Saltar para: Posts [1], Pesquisa e Arquivos [2]


Sobre a Horda e outras coisas

por macacoi, em 27.10.13

Outubro 2013

 

 

Vou botar aqui o paleio que fui mandar no congresso do tio Marx:

 

O momento que vivemos justifica e exige o revisitar do pensamento de Marx, talvez já não para comentar os sucessos ou fracassos das suas interpretações políticas passadas mas para equacionar as possibilidades de interpretação que o seu pensamento abre, que ficaram por interpretar e por aplicar. Quando em 2008 se realizou o 1º Congresso Internacional Karl Marx comentei que poderíamos estar num momento de viragem em termos político-económicos e ideológicos; hoje em 2013 podemos constatar que essa viragem está cada vez mais próxima mas também que, inevitavelmente a dissolução do modelo capitalista, que implicou a rápida deterioração do frágil e talvez falso modelo europeu de comunidade, arrastará milhões para a miséria antes de poder dar lugar a uma proposta alternativa.

 

Em 1954, o filósofo Jean François Lyotard (em A Fenomenologia) escrevia: “o marxismo é um materialismo. Admite que a matéria constitui a única realidade e que a consciência é uma forma material particular. Este materialismo é dialéctico: a matéria desenvolve-se segundo um movimento, cujo motor está na supressão, na conservação e na superação da etapa anterior pela etapa seguinte; a consciência é uma dessas etapas. ” A perspectiva que me interessa apresentar centra-se no problema da consciência de classe como principal motor da história na medida em que só quando uma classe se reconhece nas suas dificuldades, nos seus membros, na sua cultura, e compreende o seu lugar, empreendendo movimentos de emancipação e estratégias de luta, só nessa situação cria o sentido da própria história e cria a mudança necessária. Na falta, desta como se tem visto em exemplos do passado, as pessoas só se unem num primeiro momento quando o inimigo é comum e está bem identificado, situação que não ocorre no momento presente em que a população está fragmentada nos seus interesses e nas suas formas de alienação; e que o poder, o inimigo é difuso e sem imagem embora se manifeste de forma indirecta como tentacular e bem organizado.

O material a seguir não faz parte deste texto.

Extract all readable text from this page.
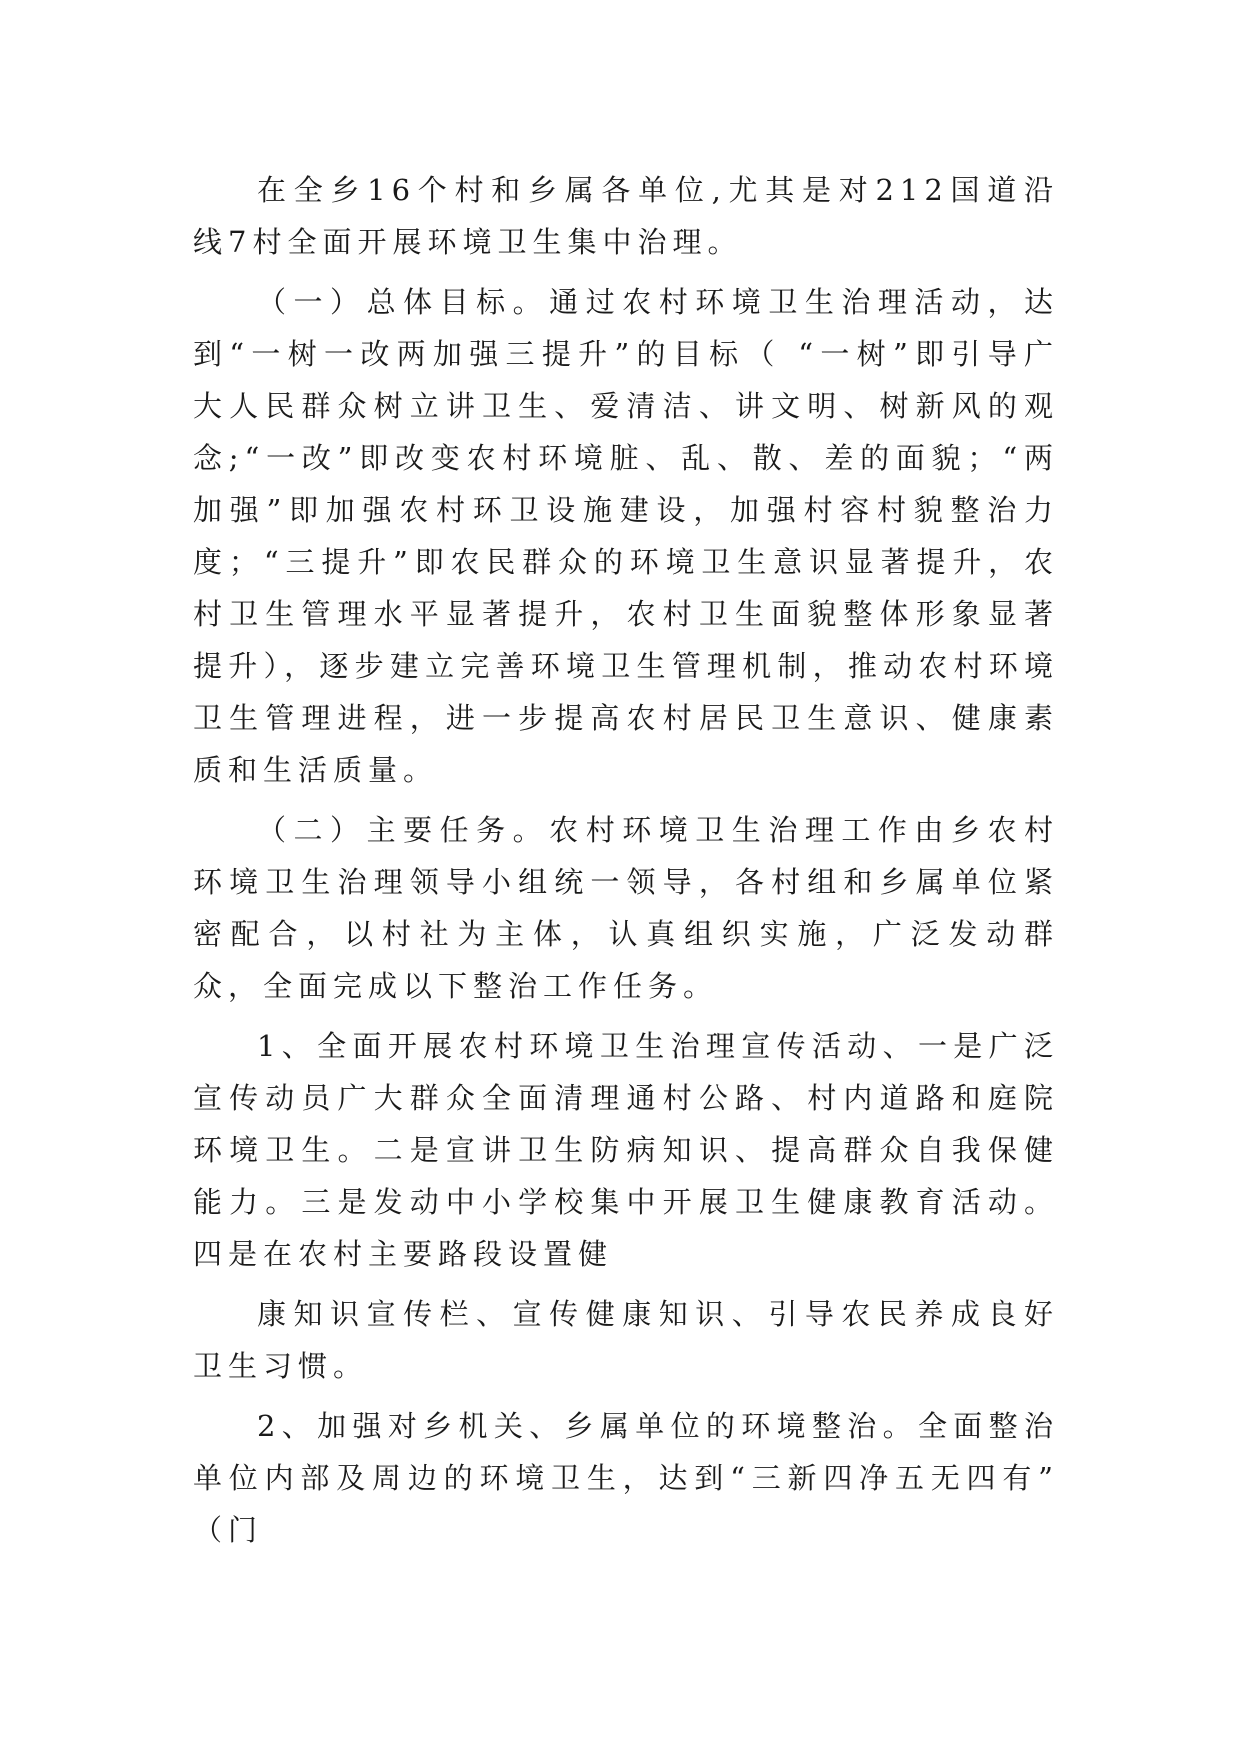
在全乡16个村和乡属各单位,尤其是对212国道沿线7村全面开展环境卫生集中治理。

（一）总体目标。通过农村环境卫生治理活动，达到“一树一改两加强三提升”的目标（ “一树”即引导广大人民群众树立讲卫生、爱清洁、讲文明、树新风的观念;“一改”即改变农村环境脏、乱、散、差的面貌；“两加强”即加强农村环卫设施建设，加强村容村貌整治力度；“三提升”即农民群众的环境卫生意识显著提升，农村卫生管理水平显著提升，农村卫生面貌整体形象显著提升），逐步建立完善环境卫生管理机制，推动农村环境卫生管理进程，进一步提高农村居民卫生意识、健康素质和生活质量。

（二）主要任务。农村环境卫生治理工作由乡农村环境卫生治理领导小组统一领导，各村组和乡属单位紧密配合，以村社为主体，认真组织实施，广泛发动群众，全面完成以下整治工作任务。

1、全面开展农村环境卫生治理宣传活动、一是广泛宣传动员广大群众全面清理通村公路、村内道路和庭院环境卫生。二是宣讲卫生防病知识、提高群众自我保健能力。三是发动中小学校集中开展卫生健康教育活动。四是在农村主要路段设置健

康知识宣传栏、宣传健康知识、引导农民养成良好卫生习惯。

2、加强对乡机关、乡属单位的环境整治。全面整治单位内部及周边的环境卫生，达到“三新四净五无四有” （门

Usando o termo deleuziano de linhas de fuga (Mil Planaltos 1980), considero que é precisamente neste momento que é essencial haver lugar/criar espaço para a formação/regeneração de uma consciência de classe, uma nova ideia de comunidade que constitua um conjunto de linhas de fuga, de estratégias de luta.

 

O termo ou o problema não é novo, por exemplo Giorgio Agamben (A comunidade que vem 1990) comenta o seguinte: “(…) deveriamos dizer que já não existem hoje classes sociais, mas apenas uma pequena burguesia planetária, em que as velhas classes se dissolveram(…)”. Embora não concorde com a apreciação de Agamben reconheço que a propaganda capitalista se imiscuiu na cultura e nos modos de vida gerando uma destruição global da identidade social, uma homogeneização que aplana o horizonte de sentido a uma passividade, a um niilismo patente nos cidadãos europeus. A lógica capitalista anula diferenças de dialecto, de modos de vida, de vestuário, da arte, originando uma falta de sentido da existência individual (expressão de Agamben)

 

Embora este fenómeno tivesse sido previsto com décadas de antecedência, no final dos anos 80 com a disseminação da globalização, e por arrastamento, com a desindustrialização, pela qual muitos países passaram os seus sectores produtivos para o 3º mundo, eliminado despesas com direitos de trabalho, legislação ambiental; e abrindo espaço para um tipo de economia de casino (uma financeirização da economia) mais rentável em menos tempo, o desemprego chega finalmente em pleno.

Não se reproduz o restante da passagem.